AmazonConseilNewsTransparence

Adoption faible, confiance en panne

Malgré l’offensive d’Amazon et Walmart, l’usage des assistants d’achat IA reste marginal et polarisé, dopé par les jeunes et les parents mais freiné par la méfiance. Les attentes se concentrent sur des gains très concrets — réponses rapides, comparaison, bonnes affaires — plutôt que sur l’automatisation des achats. La bascule passera par la confiance, la transparence et une aide perçue comme réellement utile, pas comme un relais marketing.

Points clés

  • Seuls 14 % des adultes aux États-Unis ont déjà utilisé un assistant d’achat IA (YouGov).
  • Adoption par génération : 24 % des 18–28 ans (Gen Z), 17 % des Millennials, 12 % des Gen X (23 % intéressés pour plus tard), 7 % des Boomers.
  • Les parents d’enfants de moins de 18 ans sont plus utilisateurs (21 %) ; 22 % des adultes veulent essayer à l’avenir, tandis que 56 % n’ont aucune intention de s’y mettre.
  • Raison n°1 d’usage actuel : obtenir des réponses rapides sur les produits (44 % des utilisateurs ; 55 % des non‑utilisateurs intéressés).
  • Trouver plus vite des produits précis motive 41 % des utilisateurs.
  • Chasser les bonnes affaires attire 34 % des utilisateurs et 67 % des non‑utilisateurs intéressés.
  • Comparer des produits similaires est cité par 31 % des utilisateurs et 56 % des curieux.
  • Automatisation peu désirée : seulement 4 % feraient confiance à l’IA pour acheter sans validation.
  • Principaux freins : pas de besoin perçu (54 %), préférence pour un conseil humain (45 %), vie privée (34 %), risque d’upsell (30 %), suggestions jugées peu fiables (24 %).
  • Exemples de solutions déjà déployées : Amazon (Rufus) et Walmart (Sparky) ; article actualisé le 5 août 2025 ; données de YouGov.

À retenir

Commencez simple : comparez, posez des questions, traquez les prix — et laissez l’IA loin du bouton “acheter” (du moins au début).
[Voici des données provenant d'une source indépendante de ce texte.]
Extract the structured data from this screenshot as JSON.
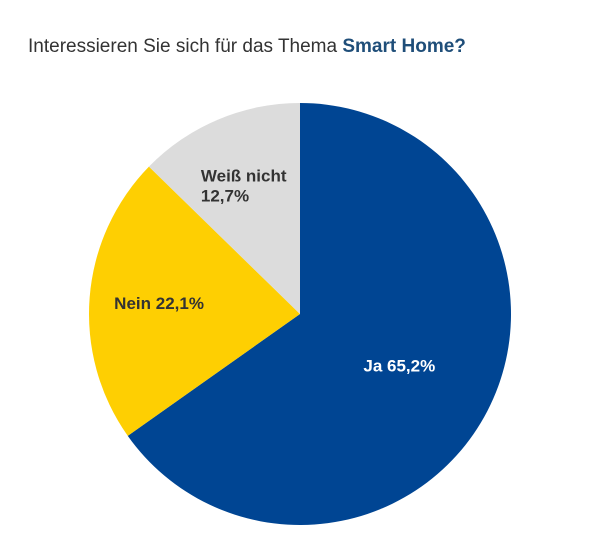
{
  "title": {
    "prefix": "Interessieren Sie sich für das Thema ",
    "highlight": "Smart Home?"
  },
  "chart_data": {
    "type": "pie",
    "title": "Interessieren Sie sich für das Thema Smart Home?",
    "start_angle_deg": 0,
    "direction": "clockwise",
    "slices": [
      {
        "label": "Ja",
        "value": 65.2,
        "value_text": "65,2%",
        "color": "#004593",
        "text_color": "#ffffff"
      },
      {
        "label": "Nein",
        "value": 22.1,
        "value_text": "22,1%",
        "color": "#fecf02",
        "text_color": "#333333"
      },
      {
        "label": "Weiß nicht",
        "value": 12.7,
        "value_text": "12,7%",
        "color": "#dcdcdc",
        "text_color": "#333333"
      }
    ]
  }
}
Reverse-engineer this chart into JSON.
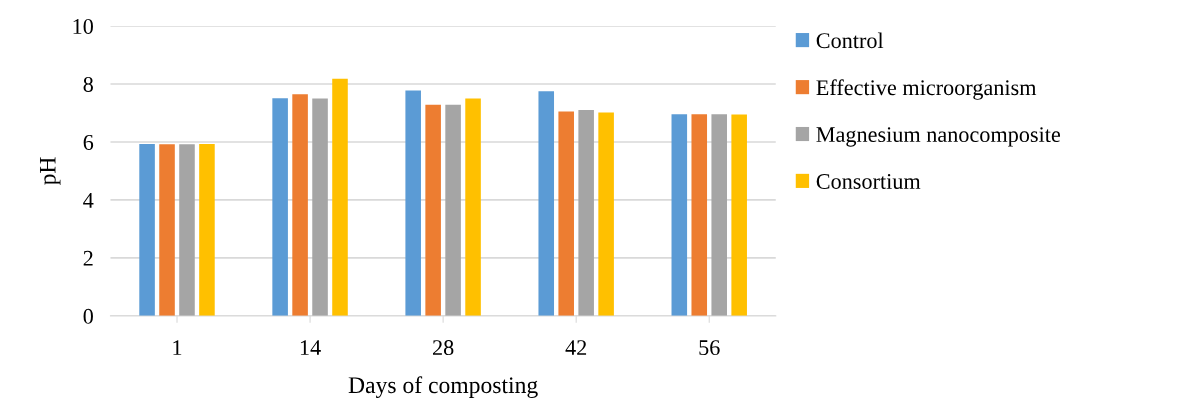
{
  "chart_data": {
    "type": "bar",
    "xlabel": "Days of composting",
    "ylabel": "pH",
    "categories": [
      "1",
      "14",
      "28",
      "42",
      "56"
    ],
    "series": [
      {
        "name": "Control",
        "color": "#5b9bd5",
        "values": [
          5.93,
          7.51,
          7.78,
          7.75,
          6.96
        ]
      },
      {
        "name": "Effective microorganism",
        "color": "#ed7d31",
        "values": [
          5.92,
          7.65,
          7.28,
          7.05,
          6.96
        ]
      },
      {
        "name": "Magnesium nanocomposite",
        "color": "#a5a5a5",
        "values": [
          5.92,
          7.5,
          7.28,
          7.1,
          6.96
        ]
      },
      {
        "name": "Consortium",
        "color": "#ffc000",
        "values": [
          5.93,
          8.18,
          7.5,
          7.02,
          6.95
        ]
      }
    ],
    "ylim": [
      0,
      10
    ],
    "yticks": [
      0,
      2,
      4,
      6,
      8,
      10
    ],
    "grid": "y",
    "legend": "right"
  }
}
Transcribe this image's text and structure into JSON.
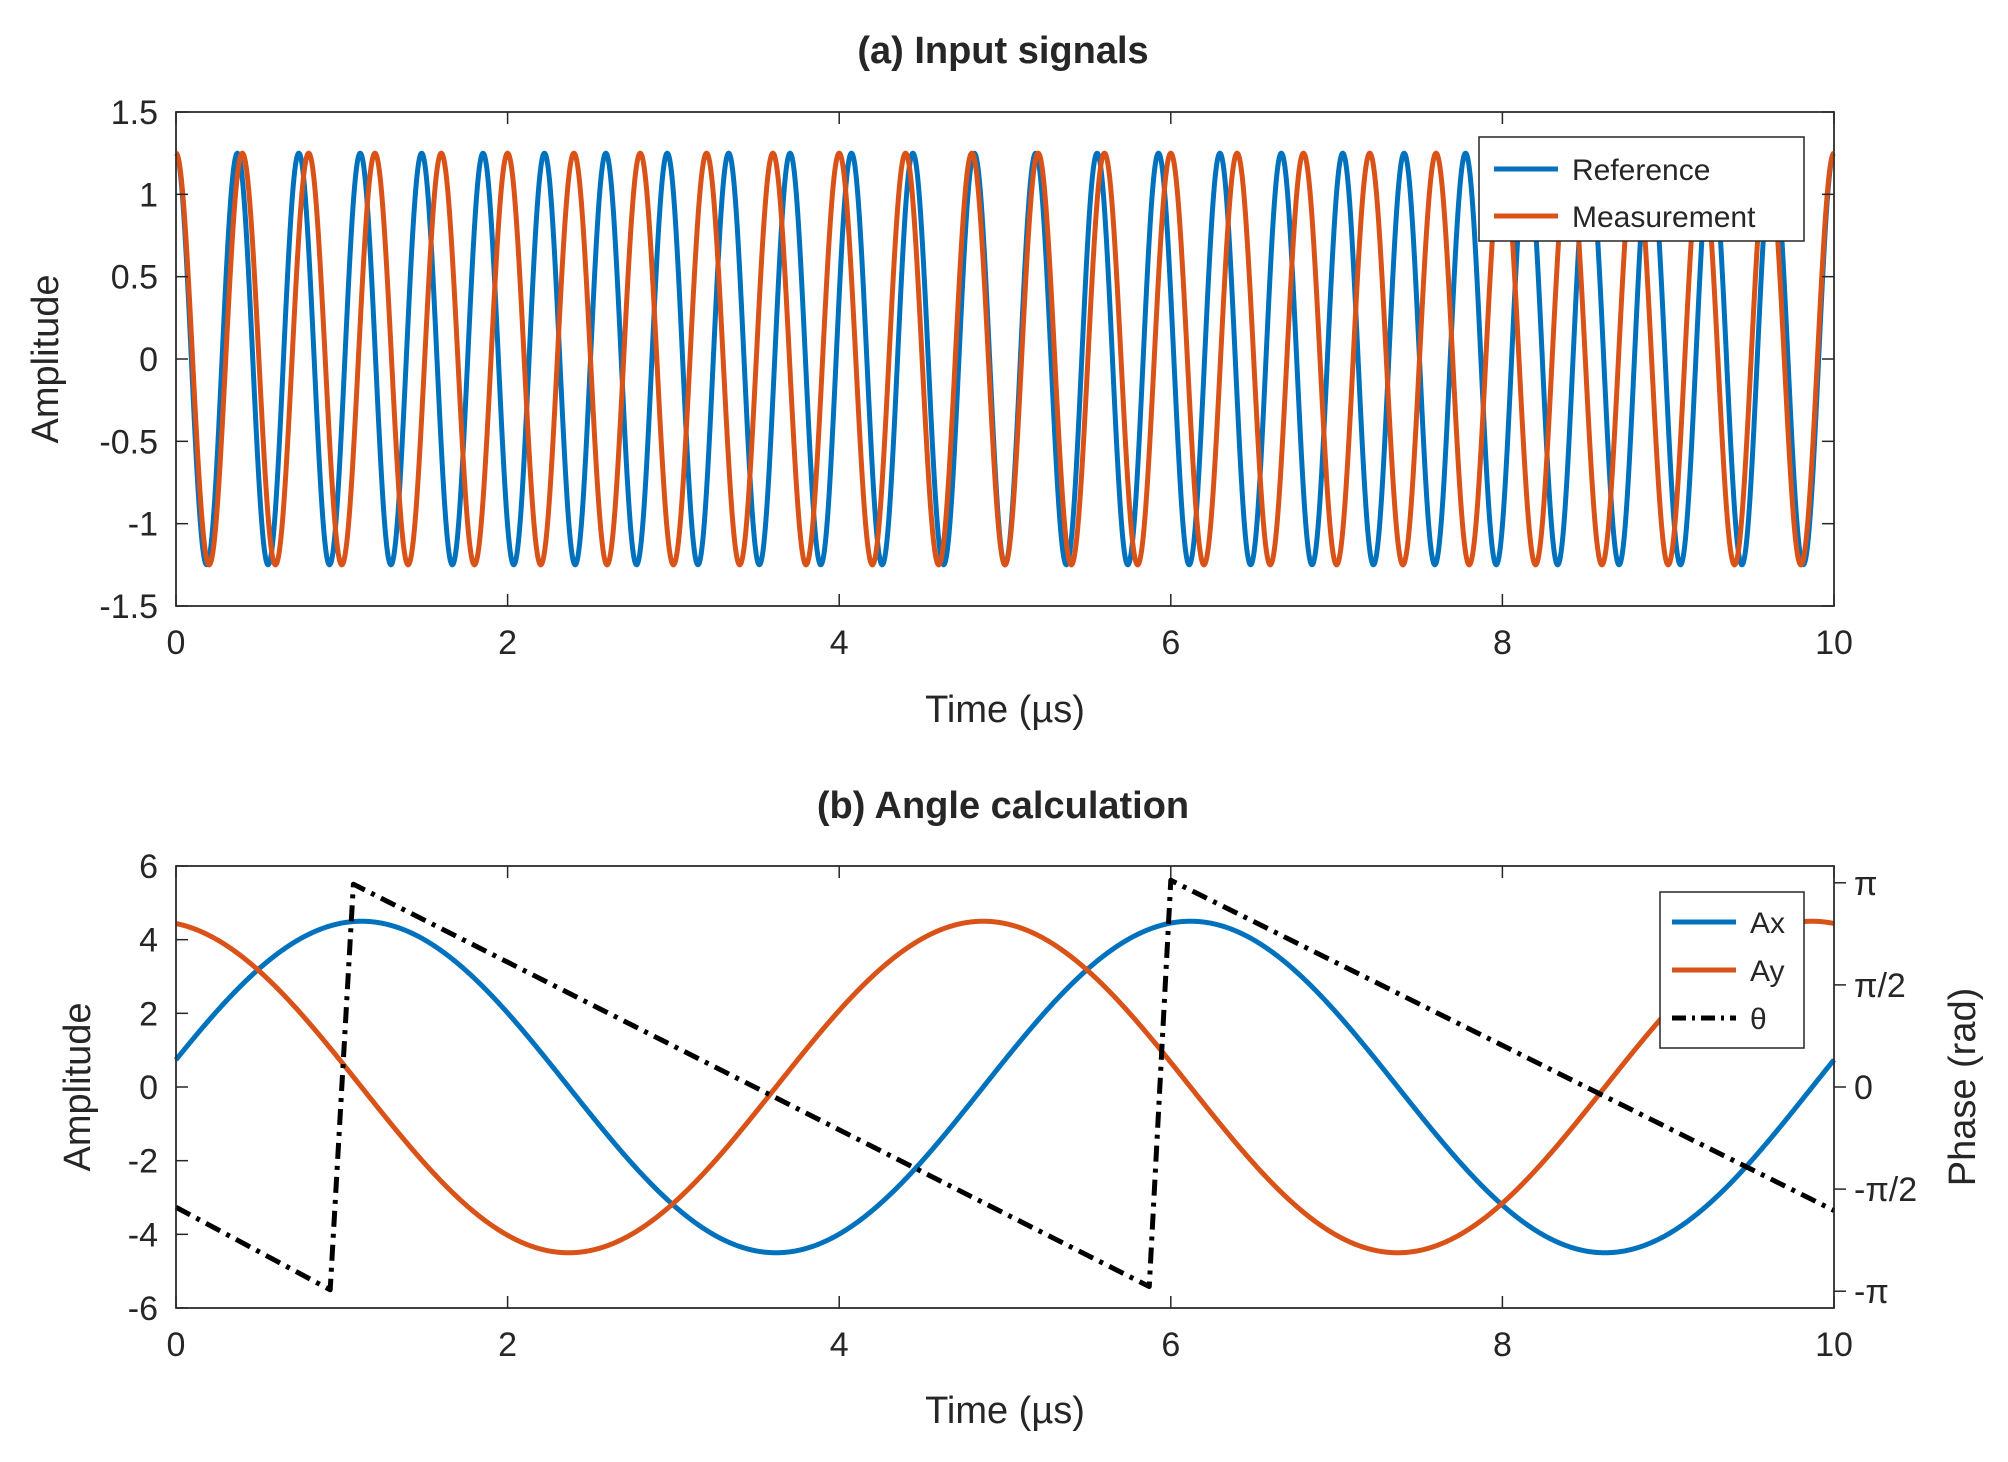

Vérifiez les paramètres de confidentialité, refusez les recommandations trop “enthousiastes” et privilégiez les enseignes qui expliquent clairement ce qu’elles font de vos données. Et si l’assistant tente de vous vendre un grille‑pain connecté pour “optimiser votre bien‑être”, respirez : c’est un panier, pas une thérapie.